Quant au supplément accordé aux personnes à l'aide sociale participant à des mesures, qui passera de 130$ à 150$ par mois, il est tout simplement ramené au montant de 1996, avant les coupures faites dans le contexte de la loi sur le déficit zéro. Ce supplément ne peut être invoqué comme palliatif au défaut de couvrir les besoins essentiels dans la prestation. «L'idée de reconnaître la participation à des activités autres que l'emploi est intéressante, reconnaît la porte-parole. Elle suppose les budgets en conséquence. Nous ne les trouvons pas dans les documents ministériels.»
En novembre 2003, environ 166 000 personnes sans contrainte à l'emploi recevaient la prestation de base. Seulement 17 000 d'entre elles avaient accès à une mesure de participation. Dans les annonces d'aujourd'hui, l'objectif mentionné est de faire passer ce nombre à 26 000 dans la prochaine année. Ce qui laisse le gouvernement en défaut de pouvoir offrir ce supplément à toutes les autres pour qui il serait bien nécessaire.
Attention à la pauvreté au travail
Pour le Collectif, le gouvernement devra aussi démontrer de la cohérence dans son approche de l'emploi comme solution à la pauvreté. Si l'accès à l'emploi doit être encouragé, il suppose une attention particulière à l'amélioration des normes du travail et de l'environnement social et économique.

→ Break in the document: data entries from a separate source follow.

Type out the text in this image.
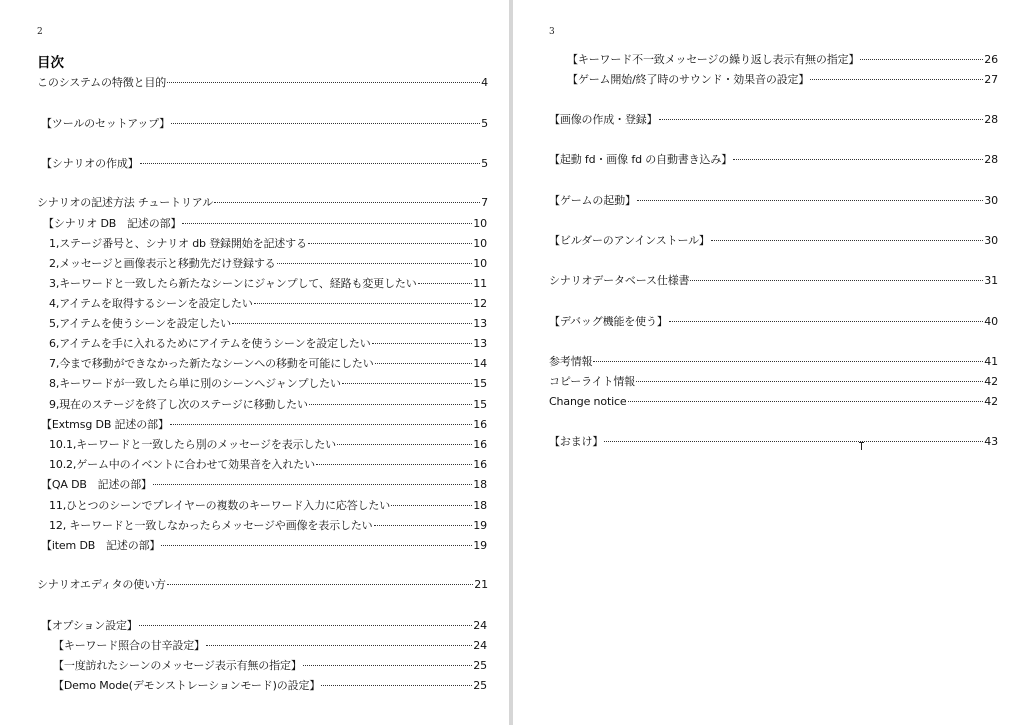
2
目次
このシステムの特徴と目的	4
【ツールのセットアップ】	5
【シナリオの作成】	5
シナリオの記述方法 チュートリアル	7
【シナリオ DB　記述の部】	10
1,ステージ番号と、シナリオ db 登録開始を記述する	10
2,メッセージと画像表示と移動先だけ登録する	10
3,キーワードと一致したら新たなシーンにジャンプして、経路も変更したい	11
4,アイテムを取得するシーンを設定したい	12
5,アイテムを使うシーンを設定したい	13
6,アイテムを手に入れるためにアイテムを使うシーンを設定したい	13
7,今まで移動ができなかった新たなシーンへの移動を可能にしたい	14
8,キーワードが一致したら単に別のシーンへジャンプしたい	15
9,現在のステージを終了し次のステージに移動したい	15
【Extmsg DB 記述の部】	16
10.1,キーワードと一致したら別のメッセージを表示したい	16
10.2,ゲーム中のイベントに合わせて効果音を入れたい	16
【QA DB　記述の部】	18
11,ひとつのシーンでプレイヤーの複数のキーワード入力に応答したい	18
12, キーワードと一致しなかったらメッセージや画像を表示したい	19
【item DB　記述の部】	19
シナリオエディタの使い方	21
【オプション設定】	24
【キーワード照合の甘辛設定】	24
【一度訪れたシーンのメッセージ表示有無の指定】	25
【Demo Mode(デモンストレーションモード)の設定】	25
3
【キーワード不一致メッセージの繰り返し表示有無の指定】	26
【ゲーム開始/終了時のサウンド・効果音の設定】	27
【画像の作成・登録】	28
【起動 fd・画像 fd の自動書き込み】	28
【ゲームの起動】	30
【ビルダーのアンインストール】	30
シナリオデータベース仕様書	31
【デバッグ機能を使う】	40
参考情報	41
コピーライト情報	42
Change notice	42
【おまけ】	43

«La logique voudrait qu'un salaire minimum à temps plein conduise à la sortie de la pauvreté, rappelle la porte-parole. L'ajustement annuel mentionné aujourd'hui n'indique pas une telle cible. Par ailleurs l'approche très néolibérale de l'économie et de l'État adoptée par le présent gouvernement crée plutôt des conditions contraires qui pourraient favoriser le travail précaire et à bon marché. C'est à suivre attentivement.»
Cibles manquantes
Le Collectif ne trouve pas dans les annonces faites aujourd'hui l'indication de cibles tel que le prescrit la loi. «C'est certainement la prochaine étape, indique Vivian Labrie. Il faut en venir à s'assurer de couvrir les besoins essentiels par un revenu suffisant. Voilà le problème à confronter. Nous en sommes encore loin. Et il faut s'assurer que la sortie de la pauvreté soit possible même au salaire minimum. La loi fixe à la société et au gouvernement de tendre vers un Québec sans pauvreté. De telles cibles sont un passage obligé.»

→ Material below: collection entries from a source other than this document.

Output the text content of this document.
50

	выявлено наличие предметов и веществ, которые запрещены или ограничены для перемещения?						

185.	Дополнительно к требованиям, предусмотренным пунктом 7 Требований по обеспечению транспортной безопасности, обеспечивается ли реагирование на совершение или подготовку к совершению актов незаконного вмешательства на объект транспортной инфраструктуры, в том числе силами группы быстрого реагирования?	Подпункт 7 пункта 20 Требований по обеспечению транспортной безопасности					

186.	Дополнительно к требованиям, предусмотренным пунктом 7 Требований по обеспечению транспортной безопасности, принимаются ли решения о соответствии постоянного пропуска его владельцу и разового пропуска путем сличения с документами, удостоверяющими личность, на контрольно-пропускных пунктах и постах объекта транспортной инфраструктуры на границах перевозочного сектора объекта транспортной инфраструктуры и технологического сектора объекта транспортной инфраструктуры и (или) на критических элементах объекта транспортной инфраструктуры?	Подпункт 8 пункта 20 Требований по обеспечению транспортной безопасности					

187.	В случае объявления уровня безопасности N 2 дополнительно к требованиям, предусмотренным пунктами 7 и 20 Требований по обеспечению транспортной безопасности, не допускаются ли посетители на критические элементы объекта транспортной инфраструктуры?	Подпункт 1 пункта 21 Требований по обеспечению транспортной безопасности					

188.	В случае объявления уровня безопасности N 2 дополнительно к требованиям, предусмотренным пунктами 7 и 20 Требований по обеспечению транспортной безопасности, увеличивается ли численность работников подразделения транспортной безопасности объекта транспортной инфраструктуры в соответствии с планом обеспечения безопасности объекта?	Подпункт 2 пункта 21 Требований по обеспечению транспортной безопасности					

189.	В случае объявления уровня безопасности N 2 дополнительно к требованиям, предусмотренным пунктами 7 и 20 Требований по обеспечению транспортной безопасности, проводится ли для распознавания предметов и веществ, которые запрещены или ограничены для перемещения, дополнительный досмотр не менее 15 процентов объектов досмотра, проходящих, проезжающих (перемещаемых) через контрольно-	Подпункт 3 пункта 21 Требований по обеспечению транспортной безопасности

Où sont passés le comité consultatif et l'observatoire ?
Alors que la loi doit susciter la participation citoyenne et la mobilisation de la société, le Collectif constate que le plan d'action publié aujourd'hui omet l'instauration du comité consultatif et de l'observatoire requis par la loi. Le Collectif promet quant à lui de maintenir sa propre mobilisation suite à la publication de ce plan d'action. «Tant que la pauvreté sera un empêchement à la réalisation effective de l'égalité en droits, il faudra continuer à ouvrir les chemins», conclut la porte-parole.